Хриплый голос Себастьяна Осборна резко обрывается, когда они сворачивают за угол и вся троица вваливается в кухню.
Три пары круглых глаз, широко раскрытых от шока.
— Срань господня, – смеется Оз. — Мы в правильном доме?
Не каждый день я привожу домой девушку, но когда я это делаю, то не для того, чтобы сидеть и болтать, а чтобы трахаться. Кроме того, обычно это не милая, наивная девушка, полностью одетая и потягивающая горячий шоколад.

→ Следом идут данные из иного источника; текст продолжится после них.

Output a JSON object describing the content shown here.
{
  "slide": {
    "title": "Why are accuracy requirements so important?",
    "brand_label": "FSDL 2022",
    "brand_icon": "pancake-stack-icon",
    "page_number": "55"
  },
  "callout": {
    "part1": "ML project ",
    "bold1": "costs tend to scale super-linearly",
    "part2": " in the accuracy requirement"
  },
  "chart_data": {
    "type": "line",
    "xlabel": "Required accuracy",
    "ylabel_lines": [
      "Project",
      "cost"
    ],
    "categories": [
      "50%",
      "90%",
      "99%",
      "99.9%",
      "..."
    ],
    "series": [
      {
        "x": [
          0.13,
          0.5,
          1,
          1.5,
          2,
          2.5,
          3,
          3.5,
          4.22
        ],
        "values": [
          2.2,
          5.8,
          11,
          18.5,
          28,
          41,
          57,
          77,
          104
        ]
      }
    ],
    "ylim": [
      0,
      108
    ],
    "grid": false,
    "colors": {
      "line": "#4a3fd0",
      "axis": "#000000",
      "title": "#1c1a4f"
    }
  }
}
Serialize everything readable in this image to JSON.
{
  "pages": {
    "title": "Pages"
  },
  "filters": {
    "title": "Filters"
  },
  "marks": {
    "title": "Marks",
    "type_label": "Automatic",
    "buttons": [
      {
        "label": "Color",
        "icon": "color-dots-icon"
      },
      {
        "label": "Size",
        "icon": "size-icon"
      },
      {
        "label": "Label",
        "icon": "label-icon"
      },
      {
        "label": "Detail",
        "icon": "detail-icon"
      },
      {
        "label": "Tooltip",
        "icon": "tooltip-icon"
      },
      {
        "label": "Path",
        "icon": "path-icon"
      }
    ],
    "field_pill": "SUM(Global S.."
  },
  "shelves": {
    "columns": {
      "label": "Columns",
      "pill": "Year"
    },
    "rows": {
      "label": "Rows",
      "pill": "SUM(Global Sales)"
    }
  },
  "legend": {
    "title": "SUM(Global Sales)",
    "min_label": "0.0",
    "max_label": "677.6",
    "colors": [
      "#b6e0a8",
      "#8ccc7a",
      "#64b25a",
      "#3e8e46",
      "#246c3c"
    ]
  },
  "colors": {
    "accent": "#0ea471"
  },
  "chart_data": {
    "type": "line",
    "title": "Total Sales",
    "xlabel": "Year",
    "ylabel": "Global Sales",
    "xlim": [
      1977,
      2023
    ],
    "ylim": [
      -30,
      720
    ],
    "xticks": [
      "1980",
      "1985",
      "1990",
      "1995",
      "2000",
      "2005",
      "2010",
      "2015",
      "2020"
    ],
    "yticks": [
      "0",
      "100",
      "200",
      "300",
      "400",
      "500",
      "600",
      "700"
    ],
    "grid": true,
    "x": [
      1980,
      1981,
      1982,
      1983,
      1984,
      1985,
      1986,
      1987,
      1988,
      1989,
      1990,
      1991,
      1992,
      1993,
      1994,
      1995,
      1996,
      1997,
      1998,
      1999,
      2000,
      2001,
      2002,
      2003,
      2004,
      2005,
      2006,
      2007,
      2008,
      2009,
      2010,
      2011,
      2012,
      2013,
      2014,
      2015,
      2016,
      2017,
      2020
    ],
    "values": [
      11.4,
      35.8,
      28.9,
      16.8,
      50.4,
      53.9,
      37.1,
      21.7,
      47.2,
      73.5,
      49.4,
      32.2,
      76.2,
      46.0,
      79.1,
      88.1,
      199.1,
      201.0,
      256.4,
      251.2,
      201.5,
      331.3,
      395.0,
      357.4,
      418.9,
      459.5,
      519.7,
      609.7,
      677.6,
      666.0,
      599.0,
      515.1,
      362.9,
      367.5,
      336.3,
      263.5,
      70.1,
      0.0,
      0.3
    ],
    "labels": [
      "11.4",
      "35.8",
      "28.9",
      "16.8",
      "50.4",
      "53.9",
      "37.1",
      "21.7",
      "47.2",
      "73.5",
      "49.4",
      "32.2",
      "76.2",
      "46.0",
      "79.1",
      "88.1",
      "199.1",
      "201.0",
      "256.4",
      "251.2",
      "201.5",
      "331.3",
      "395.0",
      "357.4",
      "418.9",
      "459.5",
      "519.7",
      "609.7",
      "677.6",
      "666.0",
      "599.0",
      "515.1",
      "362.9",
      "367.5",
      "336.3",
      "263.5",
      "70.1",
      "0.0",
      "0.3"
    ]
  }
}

У Вайолет шоколад и зефир на верхней губе.
Ее светлые волосы, розовые щеки и бледная кожа – само совершенство.
Она ставит кружку на стол, проводит рукой по шелковистым волосам, нервно приглаживая непослушные пряди, и встает.
— Привет. Вы должны быть соседи по комнате Зика?
— К сожалению, — бормочу я себе под нос.
— Да. Привет! — Джеймсон протискивается сквозь толпу, черные блестящие туфли стучат по деревянному полу. Она разматывает серый шарф и протягивает руку. — Меня зовут Джеймсон. Вообще-то я здесь не живу, я девушка Оза.
Она бросает ему через плечо большой палец.
— Меня зовут Вайолет. — Она сильно покраснела.
— Ты работаешь в библиотеке, да? — Спрашивает Джеймс с вежливым интересом, глаза сияют, дерьмовая ухмылка становится шире. Она направляет несколько улыбок в мою сторону, сияя от волнения по поводу этого нового события, шестеренки вращаются в ее дьявольском девичьем мозгу.